Why did he spend most of his time during daylight watching the work on the cut, and why was his servant invariably away from the camp at night? Were the men watching the work there for some sinister purpose of their own? Or was it merely a general interest in the big job that brought them there?

The man who had accosted them the previous evening had been watching the job, too. Were these men spies, or were they in the service of the government and watching for spies? It seemed odd to the boy that every adventure into which he stumbled had to do with the main object of the trip to the Canal Zone. Or, at least all the others had, and this meeting in the jungle might follow in the train of the others.

He was wondering, too, about the explosion they had heard early in the morning. At the time of his leaving the cottage with Lieutenant Gordon nothing had been decided on concerning the store of explosives which had been discovered in the underground chamber at the ruined temple.
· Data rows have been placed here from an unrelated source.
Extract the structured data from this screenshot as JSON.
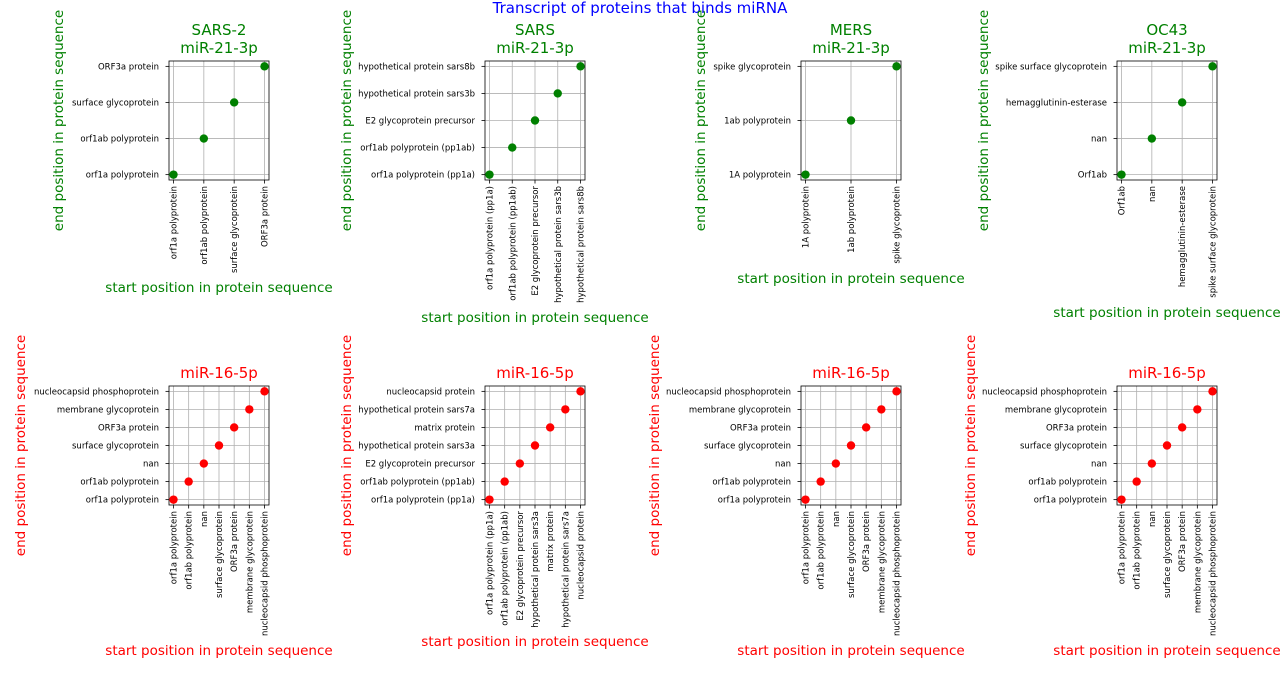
{
  "suptitle": "Transcript of proteins that binds miRNA",
  "chart_data": [
    {
      "type": "scatter",
      "title": [
        "SARS-2",
        "miR-21-3p"
      ],
      "xlabel": "start position in protein sequence",
      "ylabel": "end position in protein sequence",
      "categories": [
        "orf1a polyprotein",
        "orf1ab polyprotein",
        "surface glycoprotein",
        "ORF3a protein"
      ],
      "x": [
        "orf1a polyprotein",
        "orf1ab polyprotein",
        "surface glycoprotein",
        "ORF3a protein"
      ],
      "y": [
        "orf1a polyprotein",
        "orf1ab polyprotein",
        "surface glycoprotein",
        "ORF3a protein"
      ],
      "color": "#008000",
      "grid": true
    },
    {
      "type": "scatter",
      "title": [
        "SARS",
        "miR-21-3p"
      ],
      "xlabel": "start position in protein sequence",
      "ylabel": "end position in protein sequence",
      "categories": [
        "orf1a polyprotein (pp1a)",
        "orf1ab polyprotein (pp1ab)",
        "E2 glycoprotein precursor",
        "hypothetical protein sars3b",
        "hypothetical protein sars8b"
      ],
      "x": [
        "orf1a polyprotein (pp1a)",
        "orf1ab polyprotein (pp1ab)",
        "E2 glycoprotein precursor",
        "hypothetical protein sars3b",
        "hypothetical protein sars8b"
      ],
      "y": [
        "orf1a polyprotein (pp1a)",
        "orf1ab polyprotein (pp1ab)",
        "E2 glycoprotein precursor",
        "hypothetical protein sars3b",
        "hypothetical protein sars8b"
      ],
      "color": "#008000",
      "grid": true
    },
    {
      "type": "scatter",
      "title": [
        "MERS",
        "miR-21-3p"
      ],
      "xlabel": "start position in protein sequence",
      "ylabel": "end position in protein sequence",
      "categories": [
        "1A polyprotein",
        "1ab polyprotein",
        "spike glycoprotein"
      ],
      "x": [
        "1A polyprotein",
        "1ab polyprotein",
        "spike glycoprotein"
      ],
      "y": [
        "1A polyprotein",
        "1ab polyprotein",
        "spike glycoprotein"
      ],
      "color": "#008000",
      "grid": true
    },
    {
      "type": "scatter",
      "title": [
        "OC43",
        "miR-21-3p"
      ],
      "xlabel": "start position in protein sequence",
      "ylabel": "end position in protein sequence",
      "categories": [
        "Orf1ab",
        "nan",
        "hemagglutinin-esterase",
        "spike surface glycoprotein"
      ],
      "x": [
        "Orf1ab",
        "nan",
        "hemagglutinin-esterase",
        "spike surface glycoprotein"
      ],
      "y": [
        "Orf1ab",
        "nan",
        "hemagglutinin-esterase",
        "spike surface glycoprotein"
      ],
      "color": "#008000",
      "grid": true
    },
    {
      "type": "scatter",
      "title": [
        "miR-16-5p"
      ],
      "xlabel": "start position in protein sequence",
      "ylabel": "end position in protein sequence",
      "categories": [
        "orf1a polyprotein",
        "orf1ab polyprotein",
        "nan",
        "surface glycoprotein",
        "ORF3a protein",
        "membrane glycoprotein",
        "nucleocapsid phosphoprotein"
      ],
      "x": [
        "orf1a polyprotein",
        "orf1ab polyprotein",
        "nan",
        "surface glycoprotein",
        "ORF3a protein",
        "membrane glycoprotein",
        "nucleocapsid phosphoprotein"
      ],
      "y": [
        "orf1a polyprotein",
        "orf1ab polyprotein",
        "nan",
        "surface glycoprotein",
        "ORF3a protein",
        "membrane glycoprotein",
        "nucleocapsid phosphoprotein"
      ],
      "color": "#ff0000",
      "grid": true
    },
    {
      "type": "scatter",
      "title": [
        "miR-16-5p"
      ],
      "xlabel": "start position in protein sequence",
      "ylabel": "end position in protein sequence",
      "categories": [
        "orf1a polyprotein (pp1a)",
        "orf1ab polyprotein (pp1ab)",
        "E2 glycoprotein precursor",
        "hypothetical protein sars3a",
        "matrix protein",
        "hypothetical protein sars7a",
        "nucleocapsid protein"
      ],
      "x": [
        "orf1a polyprotein (pp1a)",
        "orf1ab polyprotein (pp1ab)",
        "E2 glycoprotein precursor",
        "hypothetical protein sars3a",
        "matrix protein",
        "hypothetical protein sars7a",
        "nucleocapsid protein"
      ],
      "y": [
        "orf1a polyprotein (pp1a)",
        "orf1ab polyprotein (pp1ab)",
        "E2 glycoprotein precursor",
        "hypothetical protein sars3a",
        "matrix protein",
        "hypothetical protein sars7a",
        "nucleocapsid protein"
      ],
      "color": "#ff0000",
      "grid": true
    },
    {
      "type": "scatter",
      "title": [
        "miR-16-5p"
      ],
      "xlabel": "start position in protein sequence",
      "ylabel": "end position in protein sequence",
      "categories": [
        "orf1a polyprotein",
        "orf1ab polyprotein",
        "nan",
        "surface glycoprotein",
        "ORF3a protein",
        "membrane glycoprotein",
        "nucleocapsid phosphoprotein"
      ],
      "x": [
        "orf1a polyprotein",
        "orf1ab polyprotein",
        "nan",
        "surface glycoprotein",
        "ORF3a protein",
        "membrane glycoprotein",
        "nucleocapsid phosphoprotein"
      ],
      "y": [
        "orf1a polyprotein",
        "orf1ab polyprotein",
        "nan",
        "surface glycoprotein",
        "ORF3a protein",
        "membrane glycoprotein",
        "nucleocapsid phosphoprotein"
      ],
      "color": "#ff0000",
      "grid": true
    },
    {
      "type": "scatter",
      "title": [
        "miR-16-5p"
      ],
      "xlabel": "start position in protein sequence",
      "ylabel": "end position in protein sequence",
      "categories": [
        "orf1a polyprotein",
        "orf1ab polyprotein",
        "nan",
        "surface glycoprotein",
        "ORF3a protein",
        "membrane glycoprotein",
        "nucleocapsid phosphoprotein"
      ],
      "x": [
        "orf1a polyprotein",
        "orf1ab polyprotein",
        "nan",
        "surface glycoprotein",
        "ORF3a protein",
        "membrane glycoprotein",
        "nucleocapsid phosphoprotein"
      ],
      "y": [
        "orf1a polyprotein",
        "orf1ab polyprotein",
        "nan",
        "surface glycoprotein",
        "ORF3a protein",
        "membrane glycoprotein",
        "nucleocapsid phosphoprotein"
      ],
      "color": "#ff0000",
      "grid": true
    }
  ],
  "colors": {
    "suptitle": "#0000ff",
    "mir21": "#008000",
    "mir16": "#ff0000",
    "grid": "#b0b0b0"
  }
}
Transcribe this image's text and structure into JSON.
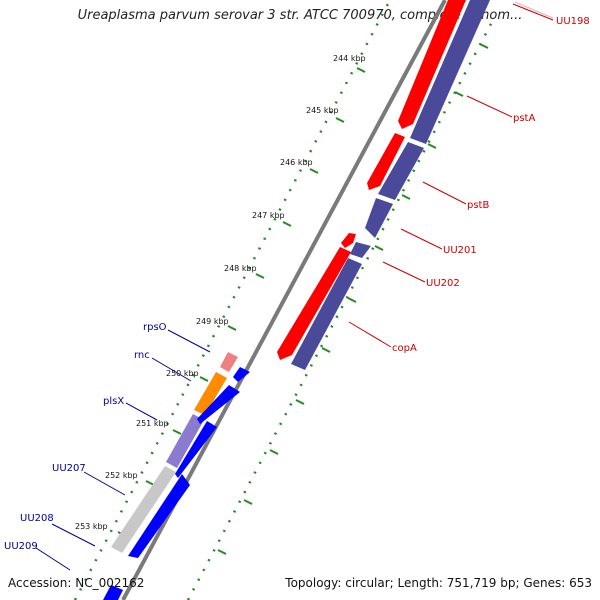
{
  "title": "Ureaplasma parvum serovar 3 str. ATCC 700970, complete genom...",
  "footer": {
    "accession": "Accession: NC_002162",
    "topology": "Topology: circular; Length: 751,719 bp; Genes: 653"
  },
  "colors": {
    "red_gene": "#ff0000",
    "red_label": "#cc0000",
    "purple_gene": "#4b4a9a",
    "blue_gene": "#0000ff",
    "blue_label": "#000099",
    "orange_gene": "#ff8c00",
    "pink_gene": "#f08080",
    "tick": "#228b22",
    "backbone": "#888888"
  },
  "ruler": {
    "unit": "kbp",
    "ticks": [
      "244 kbp",
      "245 kbp",
      "246 kbp",
      "247 kbp",
      "248 kbp",
      "249 kbp",
      "250 kbp",
      "251 kbp",
      "252 kbp",
      "253 kbp"
    ]
  },
  "genes": {
    "right": [
      "UU198",
      "pstA",
      "pstB",
      "UU201",
      "UU202",
      "copA"
    ],
    "left": [
      "rpsO",
      "rnc",
      "plsX",
      "UU207",
      "UU208",
      "UU209"
    ]
  }
}
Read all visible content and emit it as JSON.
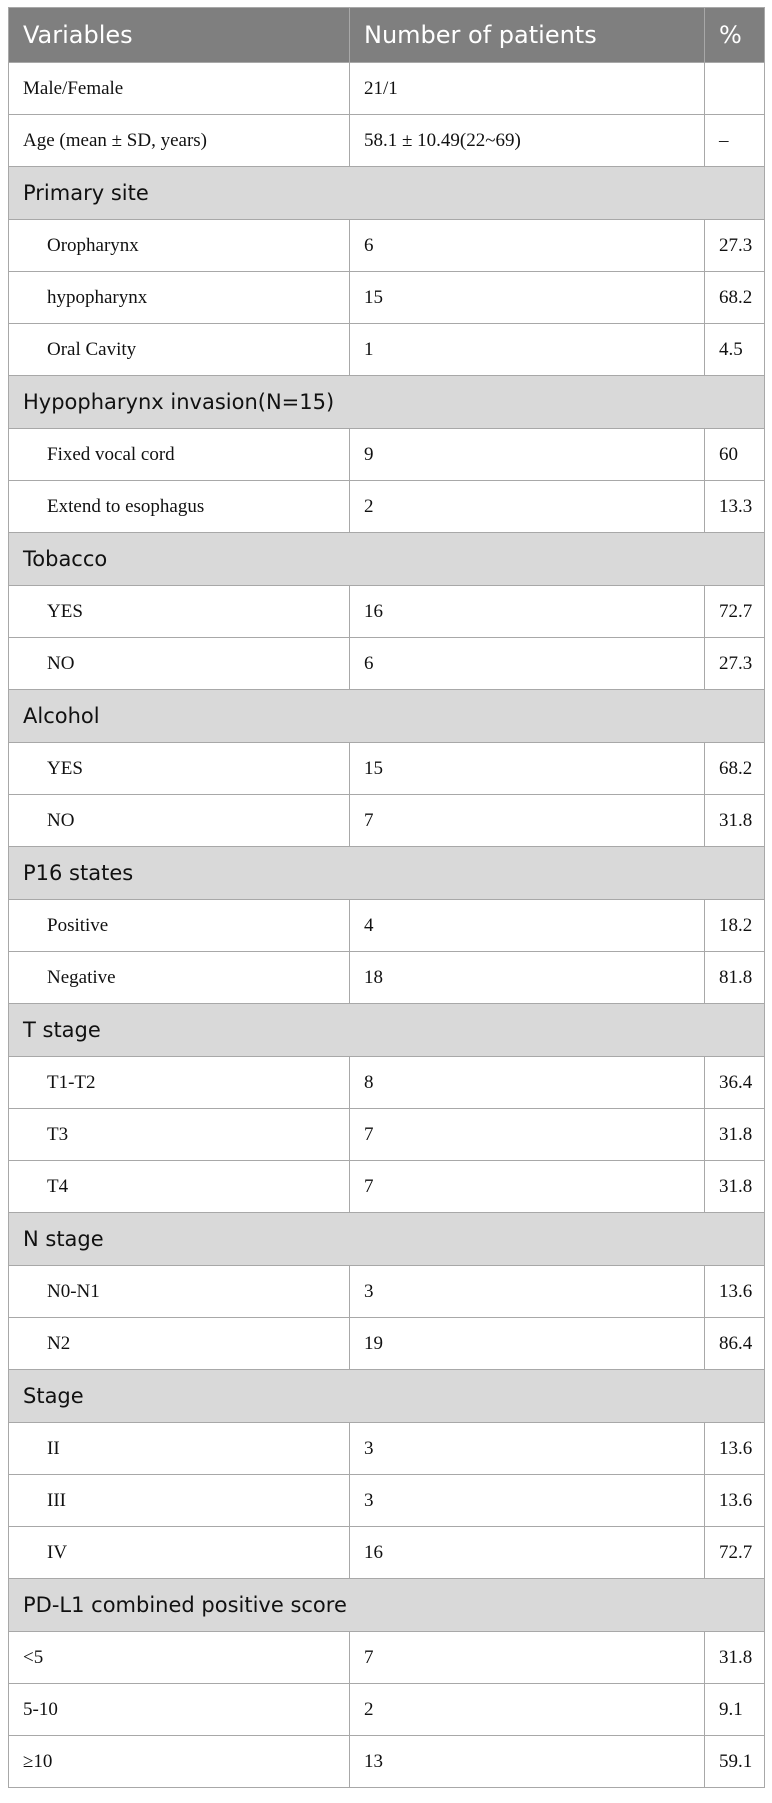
{
  "table": {
    "headers": [
      "Variables",
      "Number of patients",
      "%"
    ],
    "rows": [
      {
        "type": "data",
        "label": "Male/Female",
        "value": "21/1",
        "pct": ""
      },
      {
        "type": "data",
        "label": "Age (mean ± SD, years)",
        "value": "58.1 ± 10.49(22~69)",
        "pct": "–"
      },
      {
        "type": "section",
        "label": "Primary site"
      },
      {
        "type": "data",
        "indent": true,
        "label": "Oropharynx",
        "value": "6",
        "pct": "27.3"
      },
      {
        "type": "data",
        "indent": true,
        "label": "hypopharynx",
        "value": "15",
        "pct": "68.2"
      },
      {
        "type": "data",
        "indent": true,
        "label": "Oral Cavity",
        "value": "1",
        "pct": "4.5"
      },
      {
        "type": "section",
        "label": "Hypopharynx invasion(N=15)"
      },
      {
        "type": "data",
        "indent": true,
        "label": "Fixed vocal cord",
        "value": "9",
        "pct": "60"
      },
      {
        "type": "data",
        "indent": true,
        "label": "Extend to esophagus",
        "value": "2",
        "pct": "13.3"
      },
      {
        "type": "section",
        "label": "Tobacco"
      },
      {
        "type": "data",
        "indent": true,
        "label": "YES",
        "value": "16",
        "pct": "72.7"
      },
      {
        "type": "data",
        "indent": true,
        "label": "NO",
        "value": "6",
        "pct": "27.3"
      },
      {
        "type": "section",
        "label": "Alcohol"
      },
      {
        "type": "data",
        "indent": true,
        "label": "YES",
        "value": "15",
        "pct": "68.2"
      },
      {
        "type": "data",
        "indent": true,
        "label": "NO",
        "value": "7",
        "pct": "31.8"
      },
      {
        "type": "section",
        "label": "P16 states"
      },
      {
        "type": "data",
        "indent": true,
        "label": "Positive",
        "value": "4",
        "pct": "18.2"
      },
      {
        "type": "data",
        "indent": true,
        "label": "Negative",
        "value": "18",
        "pct": "81.8"
      },
      {
        "type": "section",
        "label": "T stage"
      },
      {
        "type": "data",
        "indent": true,
        "label": "T1-T2",
        "value": "8",
        "pct": "36.4"
      },
      {
        "type": "data",
        "indent": true,
        "label": "T3",
        "value": "7",
        "pct": "31.8"
      },
      {
        "type": "data",
        "indent": true,
        "label": "T4",
        "value": "7",
        "pct": "31.8"
      },
      {
        "type": "section",
        "label": "N stage"
      },
      {
        "type": "data",
        "indent": true,
        "label": "N0-N1",
        "value": "3",
        "pct": "13.6"
      },
      {
        "type": "data",
        "indent": true,
        "label": "N2",
        "value": "19",
        "pct": "86.4"
      },
      {
        "type": "section",
        "label": "Stage"
      },
      {
        "type": "data",
        "indent": true,
        "label": "II",
        "value": "3",
        "pct": "13.6"
      },
      {
        "type": "data",
        "indent": true,
        "label": "III",
        "value": "3",
        "pct": "13.6"
      },
      {
        "type": "data",
        "indent": true,
        "label": "IV",
        "value": "16",
        "pct": "72.7"
      },
      {
        "type": "section",
        "label": "PD-L1 combined positive score"
      },
      {
        "type": "data",
        "label": "<5",
        "value": "7",
        "pct": "31.8"
      },
      {
        "type": "data",
        "label": "5-10",
        "value": "2",
        "pct": "9.1"
      },
      {
        "type": "data",
        "label": "≥10",
        "value": "13",
        "pct": "59.1"
      }
    ]
  }
}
He did not believe that Ned would leave the deadly material there, to be used at will by the conspirators, so he was wondering now if the stuff had not been set off by his friends.

After a hard walk of a mile or more the three came out to a little clearing in the jungle and saw a tent with screened openings. Standing in front of the tent, his face turned toward the approaching boys, was a man Jimmie had last seen in the Shaw residence in New York City.



CHAPTER XVI.

A MIGHTY JAR IN THE JUNGLE.

It was half-past two in the morning when Ned Nestor and his companions left the cottage in the jungle. A few fleecy clouds were now drifting over the sky, but, on the whole, the night was fairly clear. It was some distance to Gatun, where Ned hoped to secure a railroad motor for the Culebra trip, so the boys moved along at a swift pace.